# How is the hamiltonian a hermitian operator?

The general situation is the following one. There is a self-adjoint operator $H :D(H) \to \cal H$, with $D(H) \subset \cal H$ a dense linear subspace of the Hilbert space $\cal H$. (An elementary case is ${\cal H} = L^2(\mathbb R, dx)$, but what follows is valid in general for every complex Hilbert space $\cal H$ associated to a quantum physical system.)

It turns out that $D(H) = \cal H$ if and only if $H$ is bounded (it happens, in particular, when $\cal H$ is finite dimensional).

Physically speaking $H$ is bounded if and only if the values the corresponding observable (the energy of the system) attain form a bounded set, so it hardly happens in concrete physical cases. $D(H)$ is almost always a *proper subset* of $\cal H$.
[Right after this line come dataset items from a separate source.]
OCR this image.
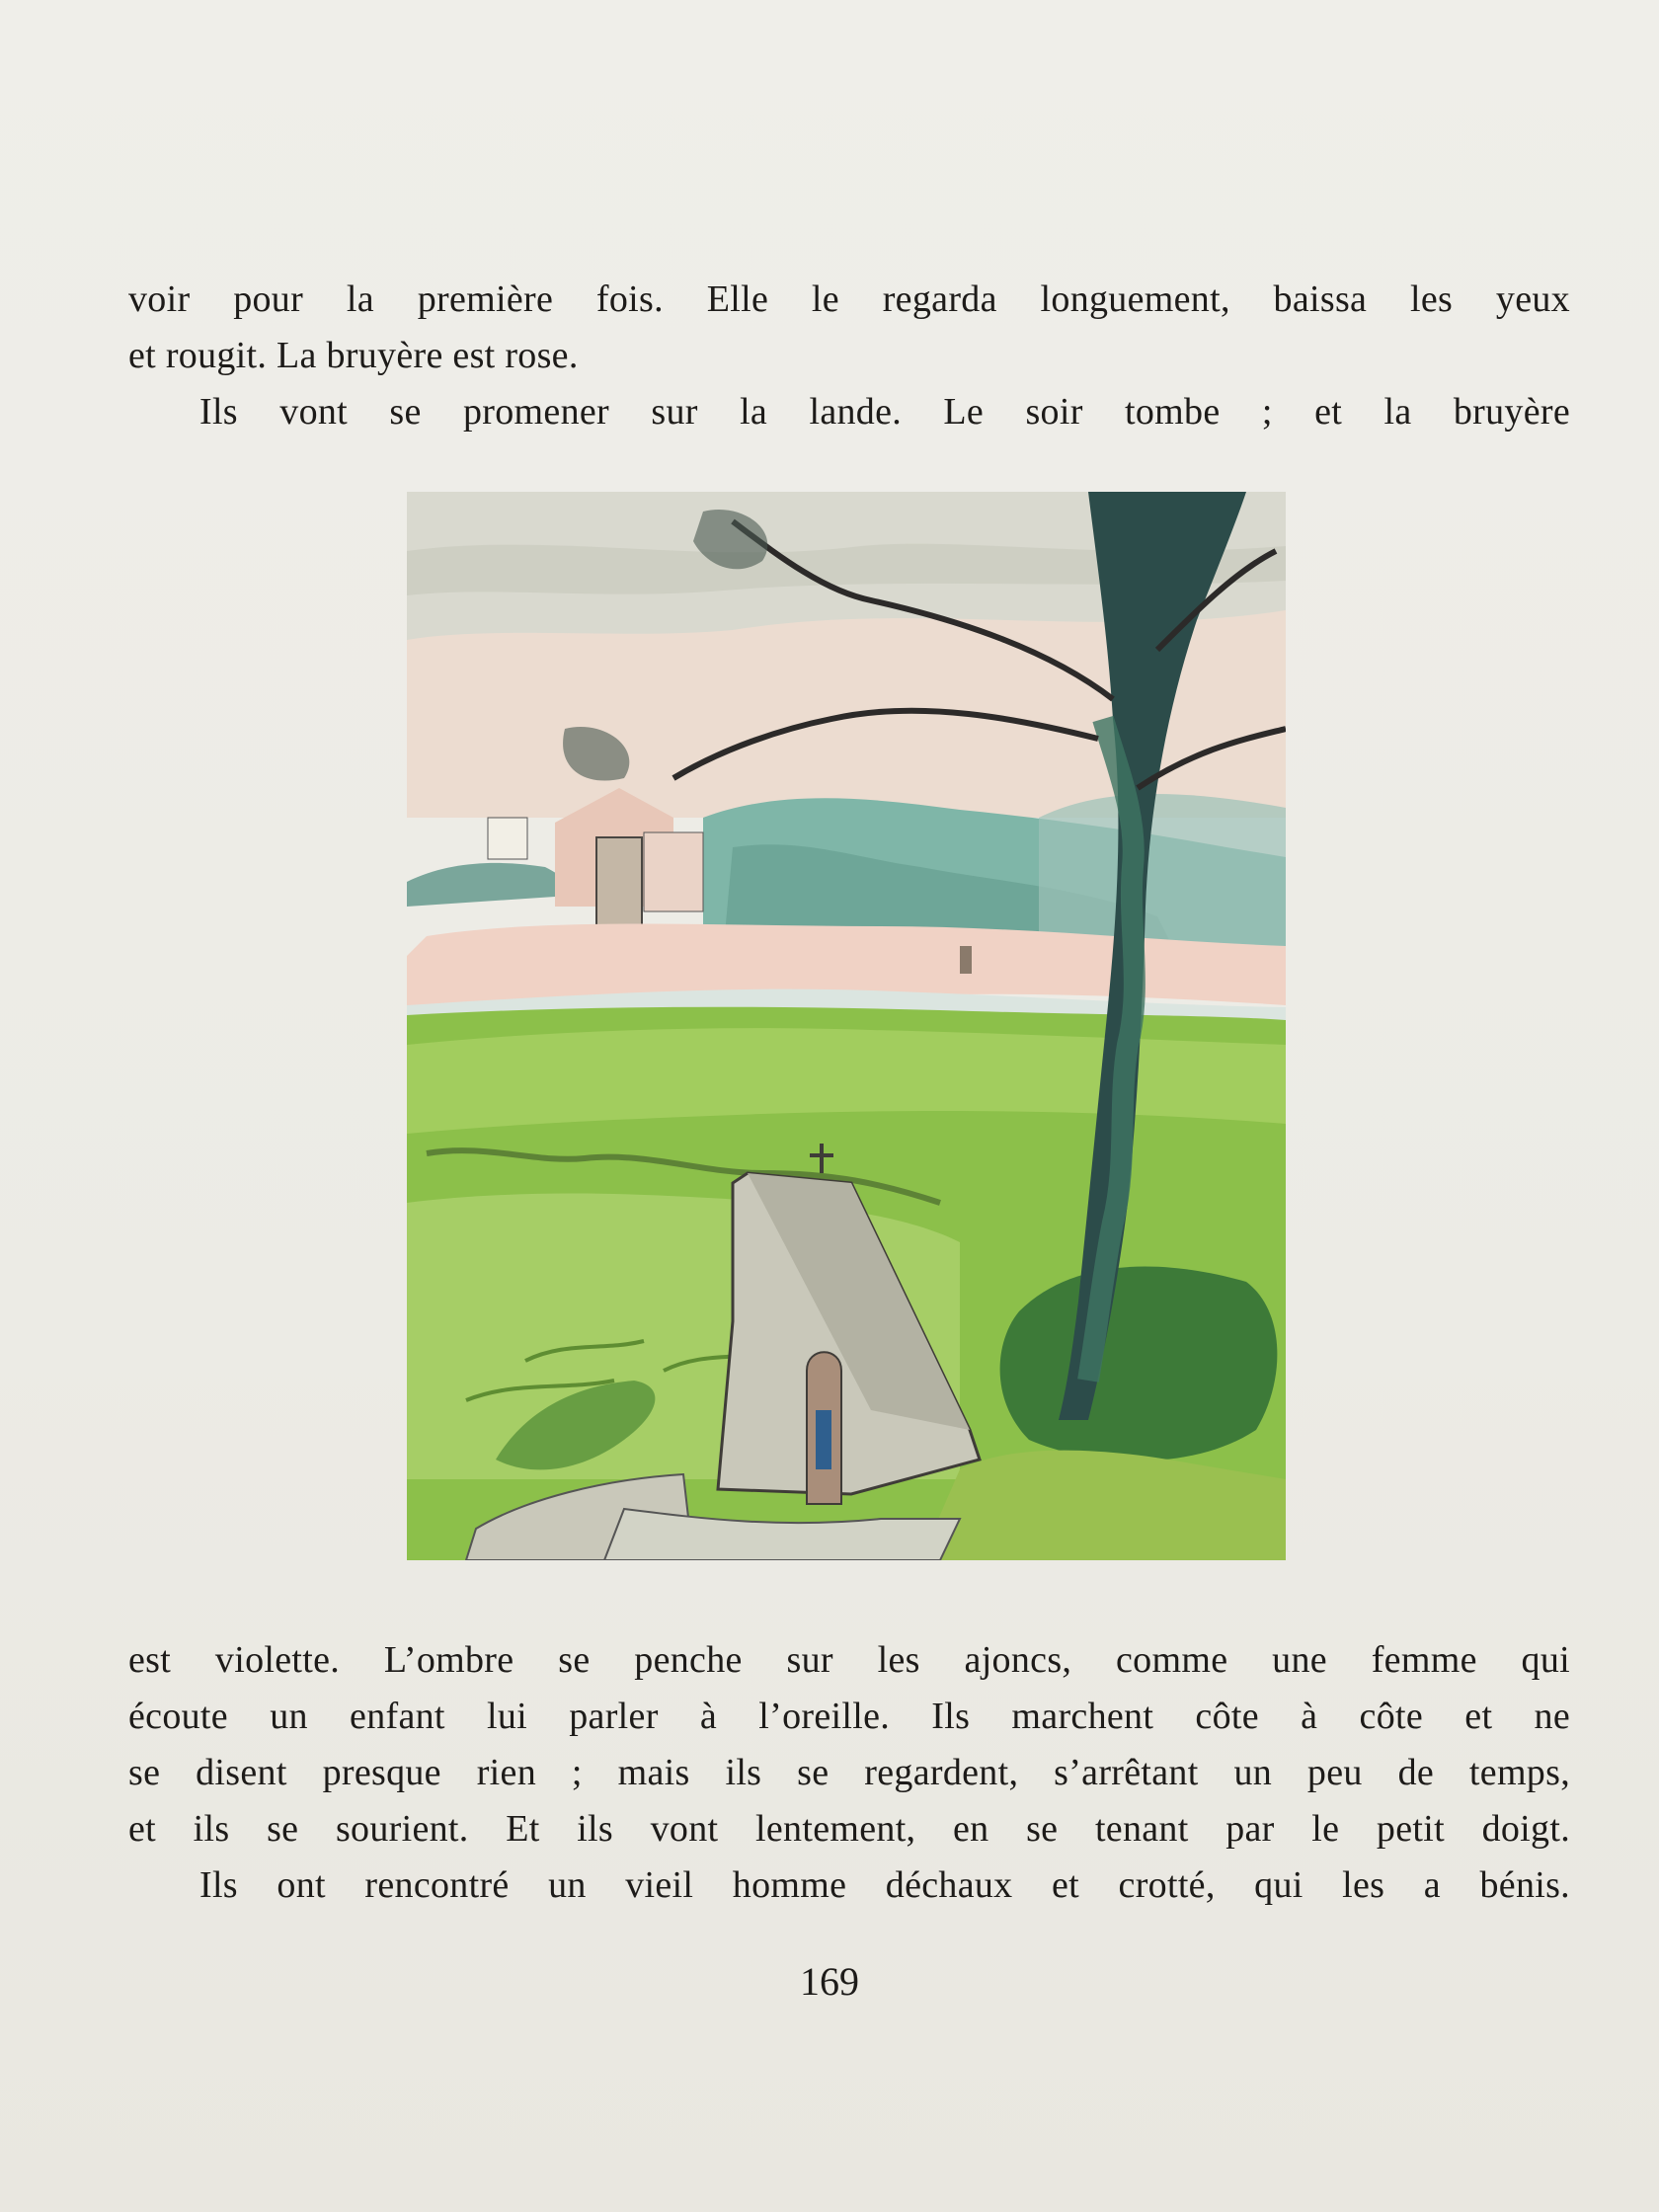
voir pour la première fois. Elle le regarda longuement, baissa les yeux
et rougit. La bruyère est rose.
Ils vont se promener sur la lande. Le soir tombe ; et la bruyère
est violette. L’ombre se penche sur les ajoncs, comme une femme qui
écoute un enfant lui parler à l’oreille. Ils marchent côte à côte et ne
se disent presque rien ; mais ils se regardent, s’arrêtant un peu de temps,
et ils se sourient. Et ils vont lentement, en se tenant par le petit doigt.
Ils ont rencontré un vieil homme déchaux et crotté, qui les a bénis.
169
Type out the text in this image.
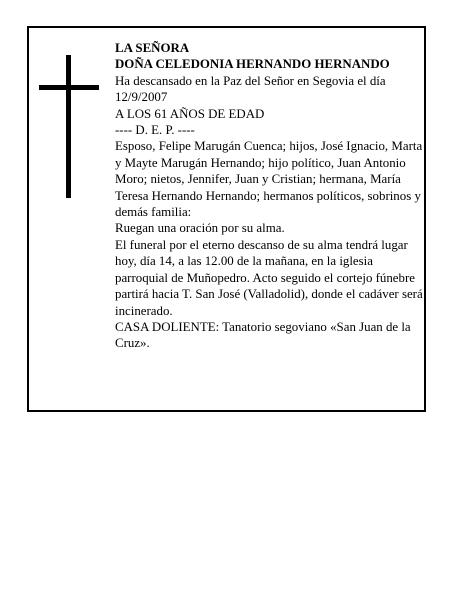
LA SEÑORA

DOÑA CELEDONIA HERNANDO HERNANDO

Ha descansado en la Paz del Señor en Segovia el día 12/9/2007

A LOS 61 AÑOS DE EDAD

---- D. E. P. ----

Esposo, Felipe Marugán Cuenca; hijos, José Ignacio, Marta y Mayte Marugán Hernando; hijo político, Juan Antonio Moro; nietos, Jennifer, Juan y Cristian; hermana, María Teresa Hernando Hernando; hermanos políticos, sobrinos y demás familia:

Ruegan una oración por su alma.

El funeral por el eterno descanso de su alma tendrá lugar hoy, día 14, a las 12.00 de la mañana, en la iglesia parroquial de Muñopedro. Acto seguido el cortejo fúnebre partirá hacia T. San José (Valladolid), donde el cadáver será incinerado.

CASA DOLIENTE: Tanatorio segoviano «San Juan de la Cruz».
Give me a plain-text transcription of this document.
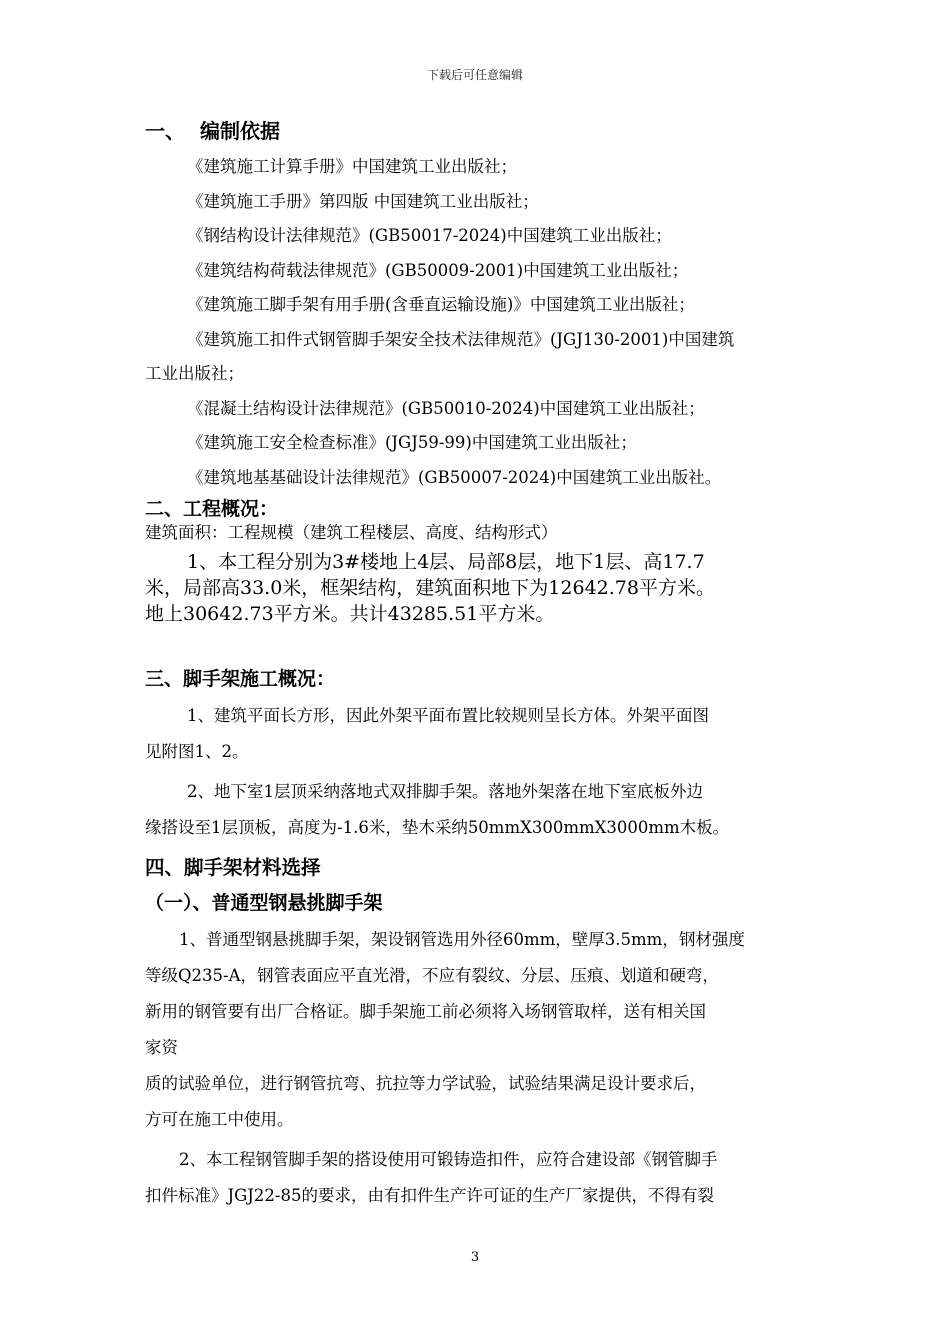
下载后可任意编辑
一、 编制依据
《建筑施工计算手册》中国建筑工业出版社；
《建筑施工手册》第四版 中国建筑工业出版社；
《钢结构设计法律规范》(GB50017-2024)中国建筑工业出版社；
《建筑结构荷载法律规范》(GB50009-2001)中国建筑工业出版社；
《建筑施工脚手架有用手册(含垂直运输设施)》中国建筑工业出版社；
《建筑施工扣件式钢管脚手架安全技术法律规范》(JGJ130-2001)中国建筑
工业出版社；
《混凝土结构设计法律规范》(GB50010-2024)中国建筑工业出版社；
《建筑施工安全检查标准》(JGJ59-99)中国建筑工业出版社；
《建筑地基基础设计法律规范》(GB50007-2024)中国建筑工业出版社。
二、工程概况：
建筑面积：工程规模（建筑工程楼层、高度、结构形式）
1、本工程分别为3#楼地上4层、局部8层，地下1层、高17.7
米，局部高33.0米，框架结构，建筑面积地下为12642.78平方米。
地上30642.73平方米。共计43285.51平方米。
三、脚手架施工概况：
1、建筑平面长方形，因此外架平面布置比较规则呈长方体。外架平面图
见附图1、2。
2、地下室1层顶采纳落地式双排脚手架。落地外架落在地下室底板外边
缘搭设至1层顶板，高度为-1.6米，垫木采纳50mmX300mmX3000mm木板。
四、脚手架材料选择
（一）、普通型钢悬挑脚手架
1、普通型钢悬挑脚手架，架设钢管选用外径60mm，壁厚3.5mm，钢材强度
等级Q235-A，钢管表面应平直光滑，不应有裂纹、分层、压痕、划道和硬弯，
新用的钢管要有出厂合格证。脚手架施工前必须将入场钢管取样，送有相关国
家资
质的试验单位，进行钢管抗弯、抗拉等力学试验，试验结果满足设计要求后，
方可在施工中使用。
2、本工程钢管脚手架的搭设使用可锻铸造扣件，应符合建设部《钢管脚手
扣件标准》JGJ22-85的要求，由有扣件生产许可证的生产厂家提供，不得有裂
3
If $\psi \in \cal H$ represents a (pure) state of the system, its time evolution is given by
$$\psi_t = e^{-i \frac{t}{\hbar} H}\psi \tag{1}\:.$$
The exponential is defined via spectral theorem. The map $\mathbb R \ni t \mapsto e^{-i \frac{t}{\hbar} H}\psi$ is always continuous referring to the topology of $\cal H$. Moreover it is also differentiable if and only if $\psi_t \in D(H)$ (it is equivalent to say that $\psi \in D(H)$). In this case one proves that (Stone theorem)
$$\frac{d\psi_t}{dt} = -i \frac{1}{\hbar} H e^{-i \frac{t}{\hbar} H}\psi= -\frac{i}{\hbar} H\psi_t\:.$$
In other words,
$$i \hbar \frac{d\psi_t}{dt} = H\psi_t\:.\tag{2}$$
It should be clear that $\frac{d}{dt}$ is **not** an operator on $\cal H$, as it acts on curves $\mathbb R \ni t \mapsto\psi_t$ instead of vectors.
$$\frac{d\psi_t}{dt} = \lim_{s \to 0} \frac{1}{s} \left(\psi_{t+s}-\psi_t \right)$$
and the limit is computed with respect to the Hilbert space norm.
Identity (2) holds if and only if $\psi \in D(H)$ and not in general.

**ADDENDUM**.

Identities or even definitions (!) like
$$H = i \hbar \frac{d}{dt}\:.\tag{3}$$
make no sense. An observable in QM first of all is an operator (self-adjoint) on the Hilbert space $\cal H$ of the theory. In other words it is a linear map $A$ associating *any given vector* $\psi \in \cal H$ (or some suitable domain) to another vector $A\psi$. If $\psi$ is a given single vector of $\cal H$ - *and not a curve $t \mapsto \psi_t$* - the formal object $$\frac{d}{dt}\psi$$ has no meaning at all as it cannot be computed! Thus, wondering whether or not $H$, "defined" by means of (3), is Hermitian does not make sense in turn, because the RHS of (3) is **not** an operator in $\cal H$.

The concrete **definition** of $H$ can be given as soon as the physical system is known and taking advantage of some further physical principles like some supposed correspondence between classical observables and quantum ones, or group theoretical assumptions about the symmetries of the system.

For non-relativistic elementary systems described in $L^2(\mathbb R^3)$, the Hamiltonian operator has the form of the (hopefully unique) self-adjoint extension of the symmetric operator $$H := -\frac{\hbar^2}{2m}\Delta + V(\vec{x})$$
That is the **definition** of $H$.

Nevertheless, Schroedinger equation (2) is always valid, no matter the specific features of the quantum (even relativistic) system, when $\psi \in D(H)$. Time evolution is however always described by (1) regardless any domain problem.